Typhoon Treasure is a 1938 Australian adventure film directed by Noel Monkman and starring Campbell Copelin, Gwen Munro, and Joe Valli. It is set in New Guinea although shot on the Great Barrier Reef and the Queensland coast. It was Monkman's first dramatic feature film after several years making documentaries.

Premise
Alan Richards is the sole survivor of a pearling lugger which has been shipwrecked on Pakema Reef during a typhoon. He sets out to recover some pearls which went missing in the wreck, crossing through the jungle and fighting headhunters.

Cast
Campbell Copelin as Alan Richards
Gwen Munro as Jean Roberts
Joe Valli as Scotty McLeod
Douglas Herald as Buck Thompson
Kenneth Brampton as Alfred Webb
Norman French as patrol officer
Utan Walters as Utan
Marshall Crosby
Moncrieff Macallum
Ossie Wenban
Douglas Channell
Benjamin Brown

Production

Development
In the mid-1930s, Noel Monkman was working with F. W. Thring making documentaries. Thring offered to back Monkman in making a dramatic feature, and provided him with a writer, John P. McLeod.

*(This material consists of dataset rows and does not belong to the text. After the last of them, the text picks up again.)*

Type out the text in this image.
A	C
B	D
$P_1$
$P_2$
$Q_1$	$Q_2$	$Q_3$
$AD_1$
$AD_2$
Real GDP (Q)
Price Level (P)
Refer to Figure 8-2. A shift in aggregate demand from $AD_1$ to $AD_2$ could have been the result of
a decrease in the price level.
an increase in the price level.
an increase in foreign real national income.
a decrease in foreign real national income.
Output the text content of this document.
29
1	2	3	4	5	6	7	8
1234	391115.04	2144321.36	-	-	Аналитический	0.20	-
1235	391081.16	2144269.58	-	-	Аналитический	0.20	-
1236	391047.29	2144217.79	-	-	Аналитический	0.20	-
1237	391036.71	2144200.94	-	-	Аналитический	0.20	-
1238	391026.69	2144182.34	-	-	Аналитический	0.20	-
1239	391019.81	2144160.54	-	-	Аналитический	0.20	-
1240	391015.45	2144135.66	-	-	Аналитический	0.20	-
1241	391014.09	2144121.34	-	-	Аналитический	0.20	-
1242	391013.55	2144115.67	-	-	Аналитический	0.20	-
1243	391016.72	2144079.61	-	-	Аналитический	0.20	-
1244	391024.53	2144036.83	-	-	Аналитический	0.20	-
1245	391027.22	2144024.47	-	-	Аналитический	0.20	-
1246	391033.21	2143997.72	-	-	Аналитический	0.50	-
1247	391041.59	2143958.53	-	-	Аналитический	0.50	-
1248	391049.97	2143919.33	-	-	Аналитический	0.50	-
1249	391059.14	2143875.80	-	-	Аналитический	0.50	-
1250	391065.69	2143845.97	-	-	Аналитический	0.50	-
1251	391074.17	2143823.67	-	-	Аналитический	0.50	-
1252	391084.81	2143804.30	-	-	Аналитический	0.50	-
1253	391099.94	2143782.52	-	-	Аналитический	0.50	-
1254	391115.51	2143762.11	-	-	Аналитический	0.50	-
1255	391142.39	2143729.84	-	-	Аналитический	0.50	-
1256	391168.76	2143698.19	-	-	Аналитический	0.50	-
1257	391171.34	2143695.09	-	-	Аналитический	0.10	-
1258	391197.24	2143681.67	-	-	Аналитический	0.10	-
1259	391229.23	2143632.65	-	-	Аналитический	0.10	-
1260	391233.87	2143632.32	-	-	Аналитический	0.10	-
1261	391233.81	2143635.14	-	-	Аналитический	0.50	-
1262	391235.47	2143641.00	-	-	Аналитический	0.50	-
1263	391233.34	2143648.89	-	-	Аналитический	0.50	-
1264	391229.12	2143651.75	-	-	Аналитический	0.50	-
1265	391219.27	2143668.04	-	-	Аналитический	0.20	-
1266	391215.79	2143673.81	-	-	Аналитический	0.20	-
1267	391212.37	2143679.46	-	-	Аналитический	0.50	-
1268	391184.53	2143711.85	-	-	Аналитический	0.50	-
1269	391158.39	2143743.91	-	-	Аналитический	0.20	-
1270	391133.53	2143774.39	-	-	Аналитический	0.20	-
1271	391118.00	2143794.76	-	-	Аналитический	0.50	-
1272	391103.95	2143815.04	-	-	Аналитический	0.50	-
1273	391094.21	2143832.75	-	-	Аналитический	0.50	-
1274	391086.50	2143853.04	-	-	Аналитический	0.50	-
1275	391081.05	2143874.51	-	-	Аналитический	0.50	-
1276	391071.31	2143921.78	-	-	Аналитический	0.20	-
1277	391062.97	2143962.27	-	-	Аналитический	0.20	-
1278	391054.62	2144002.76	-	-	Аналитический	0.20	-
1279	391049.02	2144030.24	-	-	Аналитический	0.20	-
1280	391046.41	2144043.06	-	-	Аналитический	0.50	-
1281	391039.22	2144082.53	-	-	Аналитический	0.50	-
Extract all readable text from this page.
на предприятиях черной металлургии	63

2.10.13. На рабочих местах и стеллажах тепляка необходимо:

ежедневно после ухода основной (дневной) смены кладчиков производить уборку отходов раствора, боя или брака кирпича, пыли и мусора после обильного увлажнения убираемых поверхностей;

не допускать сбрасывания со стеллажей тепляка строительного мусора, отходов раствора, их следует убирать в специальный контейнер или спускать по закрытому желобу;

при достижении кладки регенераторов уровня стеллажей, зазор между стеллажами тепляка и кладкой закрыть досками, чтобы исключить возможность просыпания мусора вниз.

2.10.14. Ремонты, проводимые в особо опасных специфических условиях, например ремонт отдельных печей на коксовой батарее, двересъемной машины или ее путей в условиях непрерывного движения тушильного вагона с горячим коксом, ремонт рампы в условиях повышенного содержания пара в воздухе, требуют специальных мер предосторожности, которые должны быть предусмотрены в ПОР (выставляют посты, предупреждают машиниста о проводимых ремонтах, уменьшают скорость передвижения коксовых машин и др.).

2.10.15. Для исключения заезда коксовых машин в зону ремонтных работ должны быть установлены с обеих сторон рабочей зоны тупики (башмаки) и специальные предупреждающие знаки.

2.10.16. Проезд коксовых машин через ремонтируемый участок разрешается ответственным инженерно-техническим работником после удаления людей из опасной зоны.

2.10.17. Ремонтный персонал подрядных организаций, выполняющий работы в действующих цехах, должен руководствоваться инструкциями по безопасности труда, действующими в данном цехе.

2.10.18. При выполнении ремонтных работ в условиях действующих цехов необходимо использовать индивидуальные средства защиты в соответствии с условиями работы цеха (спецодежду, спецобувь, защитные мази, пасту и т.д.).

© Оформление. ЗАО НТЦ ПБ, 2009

In June 1935 Monkman announced he and Alan Mill had bought the film rights to a novel, A Recipe in Rubber by Robert Stock. It would be filmed as The Gloved Hand.

By August 1935 Monkma announced he would make Typhoon Treasure rather than A Recipe in Rubber. Joe Valli signed on to play a lead role that month.

Thring planned to make the movie after visiting Hollywood in 1936 but died that year.

Cinesound Productions offered to buy the script but Monkman elected to make it himself. He formed a syndicate with Bruce Cummings and Commonwealth Laboratories, who provided the crew.

Shooting
Filming commenced June 1937. The film was shot mostly on location in North Queensland, on the Great Barrier Reef, the Yorke Peninsula and Torres Strait. Joe Valli started filming in June but Gwen Munro did not arrive until October.

Torres Strait Islander Utan had a key role.

After the location work was completed, some studio scenes were filmed at Commonwealth Film Laboratories' studio at the Sydney Showground.

Music was collated from popular classics including Tchaikovsky's Swan Lake.

Death of crew member
While filming underwater scenes on Green Island in October, one of the divers, James Bell, died of myocarditis. Bruce Cummings, who was in charge of underwater photography, went down in a diving cylinder, followed a few minutes later by Bell, who was his assistant. A few minutes later Cummings noticed something was wrong with Bell. When they brought him to the surface he was dead. An inquest was later held which found no negligence.

Release
Reviews generally found the story formulaic but enjoyed the direction and settings.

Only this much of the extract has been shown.